Little is known of the councils of 554 and 682.

==Council of Arles in 648/60==
The council in 648/660 was possibly a provincial council, at which Theudorius of Arles was to be judged.

==Council of 813==
An important council was held in 813, at the instigation of Charlemagne, for the correction of abuses and the reestablishment of ecclesiastical discipline. Its decrees insist on a sufficient ecclesiastical education of bishops and priests, on the duty of both to preach frequently to the people and to instruct them in the Catholic Faith, on the obligation of parents to instruct their children, etc.

==Council of 1034==
In 1034 a council was held at Arles for the re-establishment of peace, the restoration of Christian Faith, the awakening in the popular heart of a sense of divine goodness and of salutary fear by the consideration of past evils.

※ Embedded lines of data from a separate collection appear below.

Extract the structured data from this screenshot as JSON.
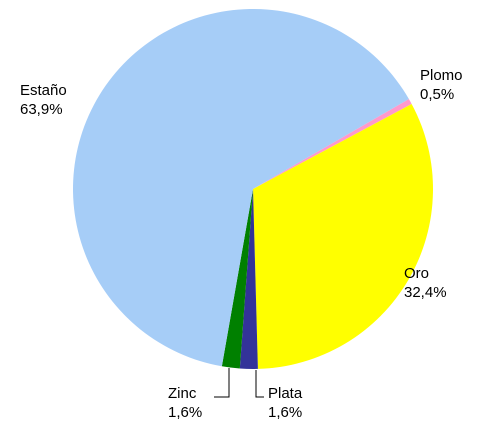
{
  "chart_data": {
    "type": "pie",
    "categories": [
      "Plomo",
      "Oro",
      "Plata",
      "Zinc",
      "Estaño"
    ],
    "values": [
      0.5,
      32.4,
      1.6,
      1.6,
      63.9
    ],
    "value_labels": [
      "0,5%",
      "32,4%",
      "1,6%",
      "1,6%",
      "63,9%"
    ],
    "colors": [
      "#ff99cc",
      "#ffff00",
      "#333399",
      "#008000",
      "#a6cdf7"
    ]
  }
}
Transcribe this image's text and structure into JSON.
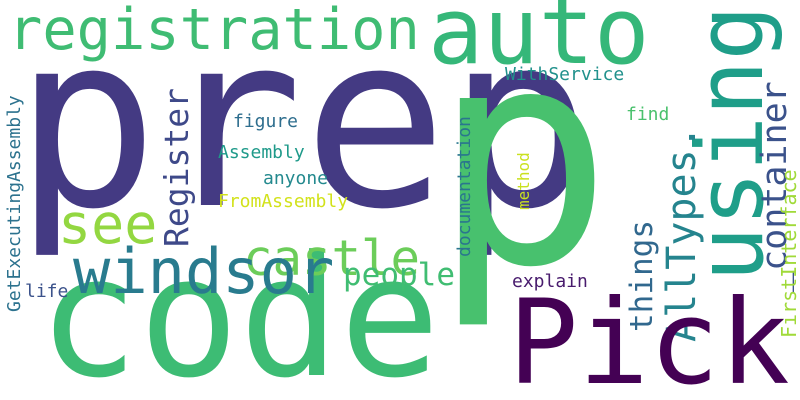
{
  "words": [
    "prep",
    "p",
    "registration",
    "auto",
    "using",
    "_container",
    "AllTypes.",
    "FirstInterface",
    "WithService",
    "find",
    "method",
    "explain",
    "Pick",
    "code",
    "castle",
    "people",
    "windsor",
    "see",
    "Register",
    "figure",
    "Assembly",
    "anyone",
    "FromAssembly",
    "things",
    "documentation",
    "GetExecutingAssembly",
    "life"
  ]
}
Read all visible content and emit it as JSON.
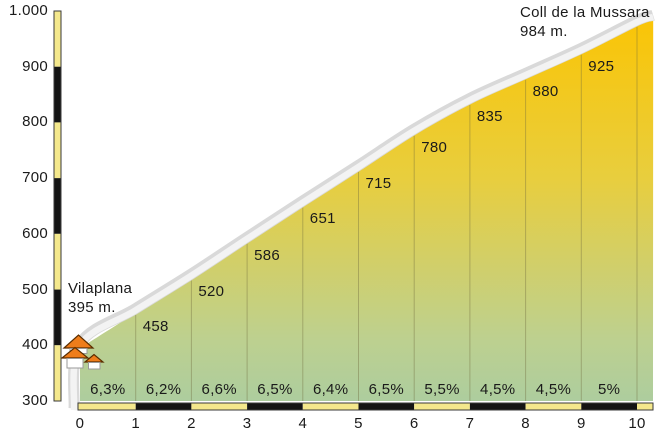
{
  "summit": {
    "name": "Coll de la Mussara",
    "elevation": "984 m."
  },
  "start": {
    "name": "Vilaplana",
    "elevation": "395 m."
  },
  "chart_data": {
    "type": "area",
    "title": "Coll de la Mussara 984 m.",
    "xlabel": "",
    "ylabel": "",
    "xlim": [
      0,
      10.29
    ],
    "ylim": [
      300,
      1000
    ],
    "grid": "vertical-km-lines",
    "legend": "none",
    "x_ticks": {
      "values": [
        0,
        1,
        2,
        3,
        4,
        5,
        6,
        7,
        8,
        9,
        10
      ],
      "labels": [
        "0",
        "1",
        "2",
        "3",
        "4",
        "5",
        "6",
        "7",
        "8",
        "9",
        "10"
      ]
    },
    "y_ticks": {
      "values": [
        1000,
        900,
        800,
        700,
        600,
        500,
        400,
        300
      ],
      "labels": [
        "1.000",
        "900",
        "800",
        "700",
        "600",
        "500",
        "400",
        "300"
      ]
    },
    "profile_points": {
      "km": [
        0,
        1,
        2,
        3,
        4,
        5,
        6,
        7,
        8,
        9,
        10,
        10.29
      ],
      "elevation_m": [
        395,
        458,
        520,
        586,
        651,
        715,
        780,
        835,
        880,
        925,
        975,
        984
      ]
    },
    "elevation_labels": [
      {
        "km": 1,
        "text": "458"
      },
      {
        "km": 2,
        "text": "520"
      },
      {
        "km": 3,
        "text": "586"
      },
      {
        "km": 4,
        "text": "651"
      },
      {
        "km": 5,
        "text": "715"
      },
      {
        "km": 6,
        "text": "780"
      },
      {
        "km": 7,
        "text": "835"
      },
      {
        "km": 8,
        "text": "880"
      },
      {
        "km": 9,
        "text": "925"
      }
    ],
    "segment_gradients": [
      {
        "from_km": 0,
        "to_km": 1,
        "text": "6,3%"
      },
      {
        "from_km": 1,
        "to_km": 2,
        "text": "6,2%"
      },
      {
        "from_km": 2,
        "to_km": 3,
        "text": "6,6%"
      },
      {
        "from_km": 3,
        "to_km": 4,
        "text": "6,5%"
      },
      {
        "from_km": 4,
        "to_km": 5,
        "text": "6,4%"
      },
      {
        "from_km": 5,
        "to_km": 6,
        "text": "6,5%"
      },
      {
        "from_km": 6,
        "to_km": 7,
        "text": "5,5%"
      },
      {
        "from_km": 7,
        "to_km": 8,
        "text": "4,5%"
      },
      {
        "from_km": 8,
        "to_km": 9,
        "text": "4,5%"
      },
      {
        "from_km": 9,
        "to_km": 10,
        "text": "5%"
      }
    ],
    "colors": {
      "fill_top": "#FBC403",
      "fill_upper": "#E8CE3E",
      "fill_lower": "#BDD08F",
      "fill_bottom": "#ADCD9E",
      "axis_yellow": "#F4E88C",
      "axis_black": "#141414",
      "axis_outline": "#3a3a3a",
      "road_gray": "#D9D9D9",
      "road_white": "#F3F3F3",
      "gridline": "rgba(110,105,60,0.40)",
      "text": "#1a1a1a",
      "house_orange": "#EE7D1B",
      "house_outline": "#5a2d00"
    }
  }
}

==Council of Arles in 1234/1236==
The 1234 Council opposed the Albigensian heresy.
In 1236 a further council was held under the presidency of Jean Baussan, Archbishop of Arles, which issued twenty-four canons, mostly against the prevalent Albigensian heresy, and for the observance of the decrees of the Lateran Council of 1215 and that of Toulouse in 1229. Close inspection of their dioceses is urged on the bishops, as a remedy against the spread of heresy; testaments are declared invalid unless made in the presence of the parish priest. This measure, met with in other councils, was meant to prevent testamentary dispositions in favour of known heretics.

==Council of 1251 (Avignon)==
In 1251, Jean, Archbishop of Arles, held a council near Avignon (Concilium Insculanum), among whose thirteen canons is one providing that the sponsor at baptism is bound to give only the white robe in which the infant is baptized.

==Councils of 1260, 1263, and 1275==
In 1260 a council held by Florentin, Archbishop of Arles, decreed that confirmation must be received for fasting, and that on Sundays and feast days the religious should not open their churches to the faithful, nor preach at the hour of the parish Mass. People were not to marry without the permission of the clergy. The laity should be instructed by their parish priests. The religious should also frequent the parochial service, for the sake of good example. This council also condemned the doctrines spread abroad under the name of Joachim of Fiore, a 12th-century monk and mystic.

Joachim of Fiore was further condemned at a Council held in 1263.

In 1275, twenty-two earlier observances were promulgated anew at a Council of Arles.